Eigentlich hätte alles ganz schön werden können: Die neue Regierung kommt, ein neuer Mindestlohn auch und viele Arbeitnehmer:innen hätten sich über ein bisschen mehr Geld in der Tasche gefreut. Dem könnten die Arbeitgeber:innen nun aber einen Strich durch die Rechnung machen.

Mitte nächsten Jahres soll der Mindestlohn auf 10,45 Euro pro Stunde erhöht werden, ungefähr 9 Millionen Arbeitnehmer:innen in Deutschland werden also am Ende des Monats ein wenig mehr Geld zur Verfügung haben. Das Ziel der neuen Regierung sind sogar 12 Euro brutto pro Stunde, allerdings sind damit nicht alle ganz einverstanden.

Neue Tarifverträge bereits ausgehandelt

Es schien eigentlich beschlossene Sache: Der neue Mindestlohn soll kommen, so ähnlich schreibt es auch die Gewerkschaft Ver.di auf ihrer Internetseite:

Der Erhöhung des gesetzlichen Mindestlohns auf 12 Euro pro Stunde steht nichts mehr im Weg. Die neue Bundesregierung aus SPD, Grüne und FDP hat es in ihrem Koalitionsvertrag festgeschrieben. Nach den Worten des alten und neuen Bundesarbeitsministers Hubertus Heil (SPD) soll die geplante Erhöhung des Mindestlohns auf 12 Euro schnell umgesetzt werden. Es solle dazu Anfang 2022 ein Gesetzentwurf vorgelegt werden

Die Idee trifft bei deutschen Arbeitgeber:innen allerdings auf wenig Begeisterung. Diese wollen nicht ausschließen, die Angelegenheit vor Gericht zu regeln. Problematisch sein vor allem bereits ausgehandelte Tarifverträge. Arbeitgeberpräsident Rainer Dulger sagt gegenüber n-tv:

Unser Problem ist der Weg dahin. So wie es im Moment von der Bundesregierung beabsichtigt wird, halte ich es für eine grobe Verletzung der Tarifautonomie.

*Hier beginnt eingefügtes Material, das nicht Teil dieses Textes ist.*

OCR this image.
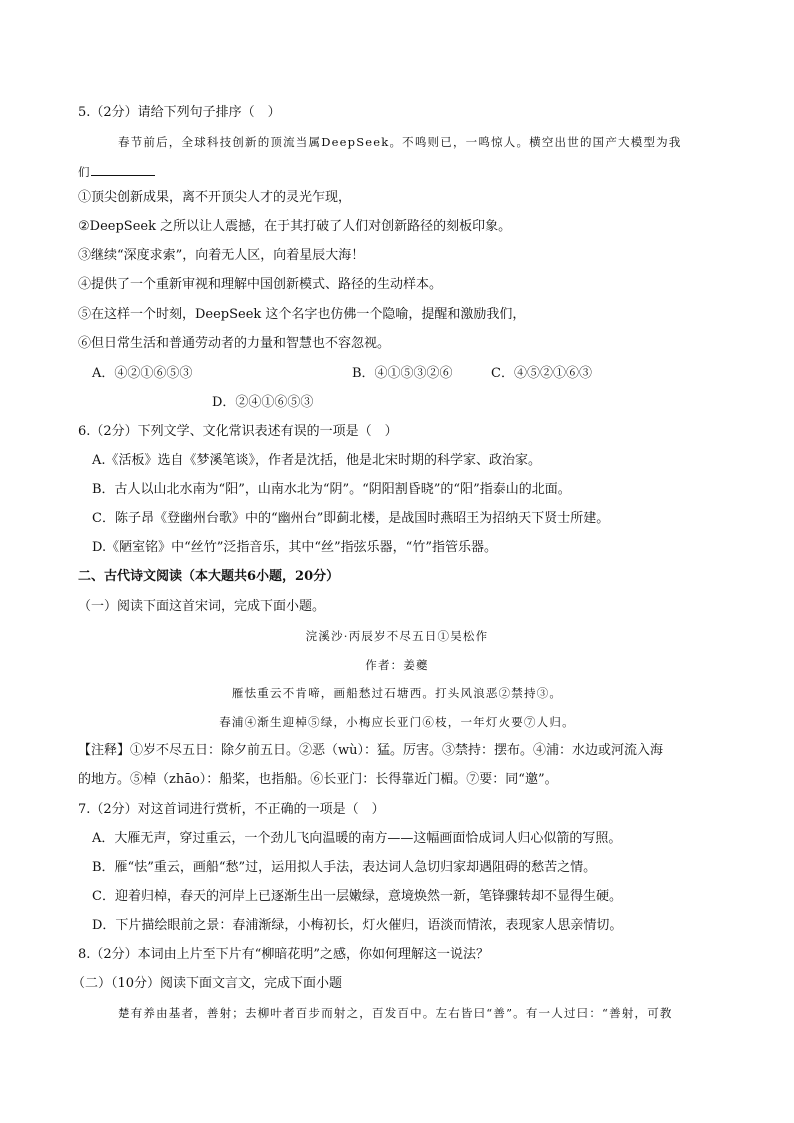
5.（2分）请给下列句子排序（　）
春节前后，全球科技创新的顶流当属DeepSeek。不鸣则已，一鸣惊人。横空出世的国产大模型为我
们
①顶尖创新成果，离不开顶尖人才的灵光乍现，
②DeepSeek 之所以让人震撼，在于其打破了人们对创新路径的刻板印象。
③继续“深度求索”，向着无人区，向着星辰大海！
④提供了一个重新审视和理解中国创新模式、路径的生动样本。
⑤在这样一个时刻，DeepSeek 这个名字也仿佛一个隐喻，提醒和激励我们，
⑥但日常生活和普通劳动者的力量和智慧也不容忽视。
A．④②①⑥⑤③	B．④①⑤③②⑥	C．④⑤②①⑥③
D．②④①⑥⑤③
6.（2分）下列文学、文化常识表述有误的一项是（　）
A.《活板》选自《梦溪笔谈》，作者是沈括，他是北宋时期的科学家、政治家。
B．古人以山北水南为“阳”，山南水北为“阴”。“阴阳割昏晓”的“阳”指泰山的北面。
C．陈子昂《登幽州台歌》中的“幽州台”即蓟北楼，是战国时燕昭王为招纳天下贤士所建。
D.《陋室铭》中“丝竹”泛指音乐，其中“丝”指弦乐器，“竹”指管乐器。
二、古代诗文阅读（本大题共6小题，20分）
（一）阅读下面这首宋词，完成下面小题。
浣溪沙·丙辰岁不尽五日①吴松作
作者：姜夔
雁怯重云不肯啼，画船愁过石塘西。打头风浪恶②禁持③。
春浦④渐生迎棹⑤绿，小梅应长亚门⑥枝，一年灯火要⑦人归。
【注释】①岁不尽五日：除夕前五日。②恶（wù）：猛。厉害。③禁持：摆布。④浦：水边或河流入海
的地方。⑤棹（zhāo）：船桨，也指船。⑥长亚门：长得靠近门楣。⑦要：同“邀”。
7.（2分）对这首词进行赏析，不正确的一项是（　）
A．大雁无声，穿过重云，一个劲儿飞向温暖的南方——这幅画面恰成词人归心似箭的写照。
B．雁“怯”重云，画船“愁”过，运用拟人手法，表达词人急切归家却遇阻碍的愁苦之情。
C．迎着归棹，春天的河岸上已逐渐生出一层嫩绿，意境焕然一新，笔锋骤转却不显得生硬。
D．下片描绘眼前之景：春浦渐绿，小梅初长，灯火催归，语淡而情浓，表现家人思亲情切。
8.（2分）本词由上片至下片有“柳暗花明”之感，你如何理解这一说法？
（二）（10分）阅读下面文言文，完成下面小题
楚有养由基者，善射；去柳叶者百步而射之，百发百中。左右皆曰“善”。有一人过曰：“善射，可教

Außerdem gebe es die Mindestlohnkommission, die sich der Problematik annehmen müsse und nicht die Politik, so Dulger weiter. Noch sollen keine juristischen Konsequenzen folgen, dies soll davon abhängig sein, wann der neue Mindestlohn festgeschrieben werden soll.

Handwerkspräsident schaltet sich ebenfalls ein

Hans Peter Wollseifer, Handwerkspräsident, sieht ähnliche Probleme:

Sollte der Mindestlohn von 12 Euro schon 2022 kommen, dann macht das rund 200 Tarifverträge obsolet, die zwischen den Sozialpartnern - also Arbeitgebern und Gewerkschaften - ausgehandelt waren.

Für ihn sind die 12 Euro zwar ein Ziel, das durchaus realistisch ist, allerdings nicht schon im nächsten Jahr. Des Weiteren denkt auch er, dass die Mindestlohnkommission bei der Entscheidung klar mit einbezogen werden müsse.